You or the person responsible for managing risks, need to understand your water systems, the equipment associated with the system such as pumps, heat exchangers, showers etc, and its constituent parts. Identify whether they are likely to create a risk from exposure to legionella, and whether:

  • water is stored or re-circulated as part of your system
  • the water temperature in all or some parts of the system is between 20–45 °C
  • there are sources of nutrients such as rust, sludge, scale and organic matters
  • the conditions are likely to encourage bacteria to multiply
  • it is possible for water droplets to be produced and, if so, whether they can be dispersed over a wide area, e.g. showers and aerosols from cooling towers
  • it is likely that any of your employees, residents, visitors etc are more susceptible to infection due to age, illness, a weakened immune system etc and whether they could be exposed to any contaminated water droplets

If you decide that the risks are insignificant and are being properly managed to comply with the law, your assessment is complete. You will not need to take any further action, but it is important to review your assessment periodically in case anything changes in your system.

Managing the risk

As an employer, or person in control of premises, you must appoint someone competent to help you meet your health and safety duties, i.e. take responsibility for managing the control scheme.

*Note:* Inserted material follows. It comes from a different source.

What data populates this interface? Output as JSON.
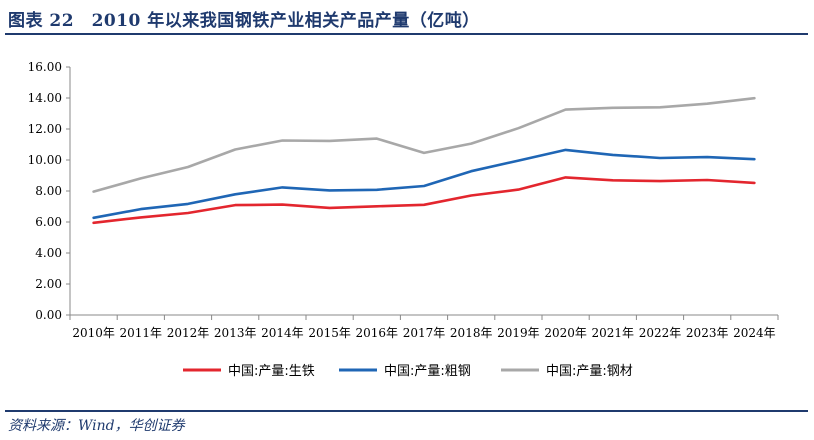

If you decide to employ contractors to carry out water treatment or other work, it is still the responsibility of the competent person to ensure that the treatment is carried out to the required standards. Remember, before you employ a contractor, you should be satisfied that they can do the work you want to the standard that you require.

Preventing or controlling the risk

You should consider whether you can prevent the risk of legionella in the first place by looking at the type of water system you need. If you identify a risk that you are unable to prevent, you must introduce a course of action that will help you to manage the risk from legionella by implementing effective control measures, by describing:

  • your system, e.g. develop a written schematic
  • who is responsible for carrying out the assessment and managing its implementation
  • the safe and correct operation of your system
  • what control methods and other precautions you will be using
  • what checks will be carried out, and how often will they be carried out, to ensure the controls remain effective

Keeping records

If you have five or more employees you have to record any significant findings, including any groups of employees identified by it as being particularly at risk and the steps taken to prevent or control risks.

If you have less than five employees, you do not need to write anything down, although it is useful to keep a written record of what you have done.

These records should be retained throughout the period for which they remain current and for at least two years after that period. Records kept in accordance with (d) should be retained for at least five years.